What is your plan?

Do you have your marketing all planned out? If not, know that it is important to do so. Small businesses tend to do marketing in a haphazard way. Something sounds good, they think about it for a bit, and then do it. This can sometimes result in positive outcomes, but sometimes not.

It is best to develop a marketing plan that lays out everything you are going to do for a set period of time. Let’s say a year for illustrative purposes. Create a plan that discusses in detail what activities you’re going to do and when, and most importantly, why you are doing them. These activities should be created and carried out with a goal in mind.

Make sure that you are specific. Are you going to do a coupon campaign? If so, lay out all the details. Who are you sending it to, how many, how long will the campaign last, what will it cost, what do you hope to get out of it, and how are you going to measure it?

Thinking through all these details ahead of time will make the marketing process go so much more smoothly. And it will help you improve the effectiveness of your marketing over time.

What are your Goals?

Does your organization have specific marketing goals? And are those goals evaluated regularly?

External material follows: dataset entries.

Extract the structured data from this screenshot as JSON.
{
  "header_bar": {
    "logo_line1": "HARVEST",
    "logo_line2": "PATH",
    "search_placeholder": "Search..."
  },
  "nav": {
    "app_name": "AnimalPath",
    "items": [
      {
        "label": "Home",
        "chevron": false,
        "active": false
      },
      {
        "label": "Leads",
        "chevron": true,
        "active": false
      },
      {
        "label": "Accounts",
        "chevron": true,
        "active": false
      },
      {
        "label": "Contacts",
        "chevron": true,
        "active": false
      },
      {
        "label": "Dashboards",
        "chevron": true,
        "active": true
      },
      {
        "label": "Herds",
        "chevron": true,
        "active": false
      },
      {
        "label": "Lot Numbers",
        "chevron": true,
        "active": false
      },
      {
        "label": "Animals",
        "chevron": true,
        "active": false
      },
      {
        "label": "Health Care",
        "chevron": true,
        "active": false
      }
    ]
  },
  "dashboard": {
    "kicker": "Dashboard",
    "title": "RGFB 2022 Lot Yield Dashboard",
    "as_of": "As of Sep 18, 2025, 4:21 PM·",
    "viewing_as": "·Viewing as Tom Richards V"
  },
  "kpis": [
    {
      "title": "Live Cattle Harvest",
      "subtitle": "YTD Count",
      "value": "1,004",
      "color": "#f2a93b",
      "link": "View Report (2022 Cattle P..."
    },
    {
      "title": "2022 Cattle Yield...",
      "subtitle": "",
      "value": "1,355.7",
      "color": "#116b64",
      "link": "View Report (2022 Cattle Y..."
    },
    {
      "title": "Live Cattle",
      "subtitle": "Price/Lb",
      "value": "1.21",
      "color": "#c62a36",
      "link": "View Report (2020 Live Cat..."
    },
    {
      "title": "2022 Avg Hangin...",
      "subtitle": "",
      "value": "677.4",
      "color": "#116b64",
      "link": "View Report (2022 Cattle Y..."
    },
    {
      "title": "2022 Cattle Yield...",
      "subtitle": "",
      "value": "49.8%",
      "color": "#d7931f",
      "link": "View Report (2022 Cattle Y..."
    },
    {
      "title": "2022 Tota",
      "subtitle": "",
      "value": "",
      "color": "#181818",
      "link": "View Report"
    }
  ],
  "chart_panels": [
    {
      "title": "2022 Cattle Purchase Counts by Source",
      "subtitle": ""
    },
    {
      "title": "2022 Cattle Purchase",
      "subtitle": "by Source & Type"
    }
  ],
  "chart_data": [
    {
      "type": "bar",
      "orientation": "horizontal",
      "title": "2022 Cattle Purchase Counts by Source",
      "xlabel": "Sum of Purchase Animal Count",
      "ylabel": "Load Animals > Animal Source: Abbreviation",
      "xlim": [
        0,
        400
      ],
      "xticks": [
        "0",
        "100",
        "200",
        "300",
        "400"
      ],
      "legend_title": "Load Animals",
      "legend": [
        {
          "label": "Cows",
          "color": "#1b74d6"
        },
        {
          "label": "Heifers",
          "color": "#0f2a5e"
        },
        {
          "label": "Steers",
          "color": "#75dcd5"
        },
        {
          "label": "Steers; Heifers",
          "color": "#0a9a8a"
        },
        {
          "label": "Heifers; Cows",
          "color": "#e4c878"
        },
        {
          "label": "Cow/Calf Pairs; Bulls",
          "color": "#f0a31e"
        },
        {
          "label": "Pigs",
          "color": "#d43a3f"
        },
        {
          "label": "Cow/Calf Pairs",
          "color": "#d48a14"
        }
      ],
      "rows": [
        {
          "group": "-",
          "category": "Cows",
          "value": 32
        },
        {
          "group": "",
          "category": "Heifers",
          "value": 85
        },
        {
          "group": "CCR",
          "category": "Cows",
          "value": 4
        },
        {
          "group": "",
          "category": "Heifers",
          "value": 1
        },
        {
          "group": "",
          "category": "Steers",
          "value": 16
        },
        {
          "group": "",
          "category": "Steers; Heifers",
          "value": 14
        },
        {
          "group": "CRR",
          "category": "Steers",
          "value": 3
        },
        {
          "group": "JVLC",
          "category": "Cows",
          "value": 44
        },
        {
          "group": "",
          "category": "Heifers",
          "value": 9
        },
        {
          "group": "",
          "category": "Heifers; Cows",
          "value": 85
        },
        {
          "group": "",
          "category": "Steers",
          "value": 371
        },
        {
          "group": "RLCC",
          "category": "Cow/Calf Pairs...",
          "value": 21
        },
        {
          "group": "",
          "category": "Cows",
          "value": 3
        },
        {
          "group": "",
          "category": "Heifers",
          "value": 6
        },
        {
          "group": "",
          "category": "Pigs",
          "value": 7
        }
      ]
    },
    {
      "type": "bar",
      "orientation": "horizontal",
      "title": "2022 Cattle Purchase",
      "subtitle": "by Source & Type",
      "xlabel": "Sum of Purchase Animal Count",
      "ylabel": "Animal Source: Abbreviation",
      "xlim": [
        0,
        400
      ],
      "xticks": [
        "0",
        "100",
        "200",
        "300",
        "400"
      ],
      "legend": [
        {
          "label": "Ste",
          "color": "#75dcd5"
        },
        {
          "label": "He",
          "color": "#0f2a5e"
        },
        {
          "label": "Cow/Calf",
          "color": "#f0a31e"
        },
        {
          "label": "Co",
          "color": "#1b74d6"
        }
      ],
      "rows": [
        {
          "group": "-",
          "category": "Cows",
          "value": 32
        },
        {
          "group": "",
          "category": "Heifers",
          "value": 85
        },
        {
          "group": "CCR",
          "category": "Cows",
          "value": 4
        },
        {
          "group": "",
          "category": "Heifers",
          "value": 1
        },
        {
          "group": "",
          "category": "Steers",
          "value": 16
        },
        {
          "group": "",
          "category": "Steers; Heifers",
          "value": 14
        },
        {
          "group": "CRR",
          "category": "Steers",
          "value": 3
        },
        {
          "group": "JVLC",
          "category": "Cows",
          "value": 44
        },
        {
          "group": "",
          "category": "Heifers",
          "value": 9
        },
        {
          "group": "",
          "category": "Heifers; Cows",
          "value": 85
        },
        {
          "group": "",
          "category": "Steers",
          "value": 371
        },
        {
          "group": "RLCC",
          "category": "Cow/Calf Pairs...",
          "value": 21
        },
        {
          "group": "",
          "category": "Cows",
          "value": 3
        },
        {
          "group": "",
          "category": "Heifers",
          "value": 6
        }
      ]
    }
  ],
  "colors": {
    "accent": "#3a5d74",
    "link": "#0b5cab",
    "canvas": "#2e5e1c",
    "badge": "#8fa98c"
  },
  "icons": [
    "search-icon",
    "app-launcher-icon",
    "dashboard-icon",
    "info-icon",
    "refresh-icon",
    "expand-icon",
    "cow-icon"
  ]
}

If your answer to either of those is ‘no,’ then you should consider revamping your marketing activities. By having specific goals, you create specific targets to work towards. This allows you to focus and have direction. Alternatively, if you don’t have goals, your marketing efforts are likely not going to be as effective as they could be.

Your goals should be clearly written, easy to evaluate, and measured regularly. For example, “increase month over month sales by 5% in each of the next six months.” This is a clear goal, it is easy to evaluate, and can be done so monthly. If you miss a goal, you can then reconfigure what you’re doing to improve your chances of meeting the goal at the next measurement period.

If you don’t have goals, or you do but don’t measure them, how can you know how well you are doing as an organization?

An added benefit of creating goals is that it forces you to step away and take stock of where you are and where you want to be. This allows for some consideration of changes in what you do to improve the performance of the company.

Final note: the creation, evaluation, and updating of goals should be treated like any other marketing activity you do. It is probably as important as your promotional activities.